Overall, the city offers one of Central America's most diverse collections of international restaurants. You can sample fusion, Italian, Asian, Brazilian, and other cuisines at restaurants with top-notch service and, at least by North American and European standards, reasonable prices. You can also lay your head on the fluffy pillows of high-end, luxury hotels such as Hilton, Sheraton, and Intercontinental without emptying your bank account and shop at an international collection of designer stores in sparkling new malls such as the Multiplaza and Gran Via. In addition, the city boasts some excellent museums, a world-class art gallery, a nearby international airport, and beach resorts within an hour's drive. It's a city with a lot going for it.
Founded in 1525, San Salvador was the capital of the united provinces of Central America from 1834 to 1839, when the short-lived confederacy broke up into separate states. Its turbulent history has seen countless earthquakes and volcanic eruptions, as well as political unrest and outright war. Tremors destroyed the city in 1854 and 1873. Volcán San Salvador erupted in 1917, and two earthquakes in 1986 and 2001 caused considerable damage. The city suffered enormously during the civil war of the 1980s, with countless assassinations and riots. The government bombed its own people in a crude attempt to wipe out FMLN fighters hiding out in the poorer neighborhoods. Normality returned only with the end of the war in 1992, but the city still bears many scars from this dark period in its history.

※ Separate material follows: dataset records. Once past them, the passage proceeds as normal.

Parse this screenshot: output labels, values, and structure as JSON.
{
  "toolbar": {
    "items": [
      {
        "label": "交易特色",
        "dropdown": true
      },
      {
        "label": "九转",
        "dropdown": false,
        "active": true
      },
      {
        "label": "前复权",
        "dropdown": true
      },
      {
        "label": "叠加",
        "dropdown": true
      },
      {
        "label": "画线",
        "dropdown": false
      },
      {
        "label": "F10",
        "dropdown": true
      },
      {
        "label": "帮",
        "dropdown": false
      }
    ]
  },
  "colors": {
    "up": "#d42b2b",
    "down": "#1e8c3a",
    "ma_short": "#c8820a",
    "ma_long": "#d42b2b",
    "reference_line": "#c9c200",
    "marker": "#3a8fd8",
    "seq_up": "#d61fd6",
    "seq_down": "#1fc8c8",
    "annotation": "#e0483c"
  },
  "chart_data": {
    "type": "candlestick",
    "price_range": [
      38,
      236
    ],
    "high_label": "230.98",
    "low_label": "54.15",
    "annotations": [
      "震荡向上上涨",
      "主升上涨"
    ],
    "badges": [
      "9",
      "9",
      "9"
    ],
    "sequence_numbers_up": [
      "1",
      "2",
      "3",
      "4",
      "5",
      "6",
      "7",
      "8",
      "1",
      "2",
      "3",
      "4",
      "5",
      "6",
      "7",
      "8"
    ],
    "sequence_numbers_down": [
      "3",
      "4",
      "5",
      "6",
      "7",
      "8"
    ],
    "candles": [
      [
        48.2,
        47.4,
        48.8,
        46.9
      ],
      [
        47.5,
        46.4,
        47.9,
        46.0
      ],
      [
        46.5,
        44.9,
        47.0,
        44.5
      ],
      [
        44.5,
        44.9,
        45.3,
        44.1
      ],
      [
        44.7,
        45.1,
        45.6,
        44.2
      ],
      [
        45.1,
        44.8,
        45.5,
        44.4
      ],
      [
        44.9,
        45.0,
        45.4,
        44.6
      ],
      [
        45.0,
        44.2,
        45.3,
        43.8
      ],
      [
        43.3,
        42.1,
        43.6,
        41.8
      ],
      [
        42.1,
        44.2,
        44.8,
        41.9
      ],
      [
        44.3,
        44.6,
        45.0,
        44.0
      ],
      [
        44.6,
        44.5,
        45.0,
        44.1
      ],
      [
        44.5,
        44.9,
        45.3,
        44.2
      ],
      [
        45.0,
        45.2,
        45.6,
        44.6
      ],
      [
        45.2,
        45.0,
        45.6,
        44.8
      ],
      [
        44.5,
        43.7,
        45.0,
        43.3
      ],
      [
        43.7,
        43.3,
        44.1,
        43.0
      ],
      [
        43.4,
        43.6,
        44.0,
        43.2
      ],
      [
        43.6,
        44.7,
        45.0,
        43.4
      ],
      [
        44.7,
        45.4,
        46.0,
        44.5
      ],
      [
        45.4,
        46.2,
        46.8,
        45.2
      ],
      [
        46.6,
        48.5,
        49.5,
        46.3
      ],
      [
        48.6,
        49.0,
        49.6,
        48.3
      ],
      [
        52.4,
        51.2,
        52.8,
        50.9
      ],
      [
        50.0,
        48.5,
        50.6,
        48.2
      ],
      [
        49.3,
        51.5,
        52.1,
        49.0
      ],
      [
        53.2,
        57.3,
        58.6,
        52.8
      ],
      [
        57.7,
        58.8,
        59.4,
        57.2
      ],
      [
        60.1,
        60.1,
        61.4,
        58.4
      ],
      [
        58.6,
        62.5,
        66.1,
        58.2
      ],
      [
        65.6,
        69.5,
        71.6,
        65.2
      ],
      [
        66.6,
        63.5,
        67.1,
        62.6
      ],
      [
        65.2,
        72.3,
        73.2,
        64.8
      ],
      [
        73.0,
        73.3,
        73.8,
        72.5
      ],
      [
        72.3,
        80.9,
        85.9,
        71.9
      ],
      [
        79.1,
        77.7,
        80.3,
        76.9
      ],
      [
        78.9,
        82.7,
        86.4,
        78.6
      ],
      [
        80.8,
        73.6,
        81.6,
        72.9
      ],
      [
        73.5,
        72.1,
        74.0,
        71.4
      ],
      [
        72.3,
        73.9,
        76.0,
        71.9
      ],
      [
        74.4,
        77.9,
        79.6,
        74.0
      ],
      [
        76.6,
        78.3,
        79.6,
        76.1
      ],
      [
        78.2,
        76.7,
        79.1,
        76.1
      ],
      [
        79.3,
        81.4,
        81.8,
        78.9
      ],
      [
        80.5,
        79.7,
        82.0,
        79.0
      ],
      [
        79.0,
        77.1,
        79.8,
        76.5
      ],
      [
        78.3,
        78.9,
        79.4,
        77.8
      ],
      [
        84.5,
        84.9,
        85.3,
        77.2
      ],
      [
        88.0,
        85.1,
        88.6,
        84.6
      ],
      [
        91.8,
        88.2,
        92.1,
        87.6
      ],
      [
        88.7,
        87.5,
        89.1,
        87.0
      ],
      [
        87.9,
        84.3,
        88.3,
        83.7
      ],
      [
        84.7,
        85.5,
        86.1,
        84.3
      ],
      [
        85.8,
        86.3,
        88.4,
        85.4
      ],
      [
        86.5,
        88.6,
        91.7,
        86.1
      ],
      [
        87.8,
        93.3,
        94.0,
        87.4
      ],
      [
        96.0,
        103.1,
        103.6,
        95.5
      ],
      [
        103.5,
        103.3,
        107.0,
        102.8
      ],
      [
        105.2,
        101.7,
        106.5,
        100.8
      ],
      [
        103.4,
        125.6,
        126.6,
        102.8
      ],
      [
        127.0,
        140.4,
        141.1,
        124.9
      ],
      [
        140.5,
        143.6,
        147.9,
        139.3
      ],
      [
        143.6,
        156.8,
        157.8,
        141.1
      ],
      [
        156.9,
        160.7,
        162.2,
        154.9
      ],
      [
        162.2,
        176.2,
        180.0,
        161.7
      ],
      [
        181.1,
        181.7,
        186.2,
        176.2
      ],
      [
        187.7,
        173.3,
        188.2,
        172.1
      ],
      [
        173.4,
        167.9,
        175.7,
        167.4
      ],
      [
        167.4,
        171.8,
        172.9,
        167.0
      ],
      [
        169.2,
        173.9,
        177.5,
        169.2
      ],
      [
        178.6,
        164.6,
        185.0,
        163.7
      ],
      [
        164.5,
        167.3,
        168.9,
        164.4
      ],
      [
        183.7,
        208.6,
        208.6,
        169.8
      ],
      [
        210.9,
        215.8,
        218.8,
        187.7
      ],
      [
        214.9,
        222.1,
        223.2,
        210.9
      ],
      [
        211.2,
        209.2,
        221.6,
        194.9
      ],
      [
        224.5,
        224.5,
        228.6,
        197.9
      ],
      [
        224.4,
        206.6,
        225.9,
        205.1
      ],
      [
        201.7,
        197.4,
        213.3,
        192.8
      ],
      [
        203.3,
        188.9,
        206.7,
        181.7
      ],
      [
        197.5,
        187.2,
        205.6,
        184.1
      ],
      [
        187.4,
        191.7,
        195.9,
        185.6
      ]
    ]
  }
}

If you have limited time in El Salvador, it's best to see San Salvador in 1 or 2 days. That will give you enough time to enjoy its international comforts and to see the main highlights, but leave you ample time to explore the country's smaller, more charming, towns. However, if you have more time on your hands and a reasonable budget that can afford one of the better hotels in the better areas, you will experience a vibrant, emerging city with a lot to offer.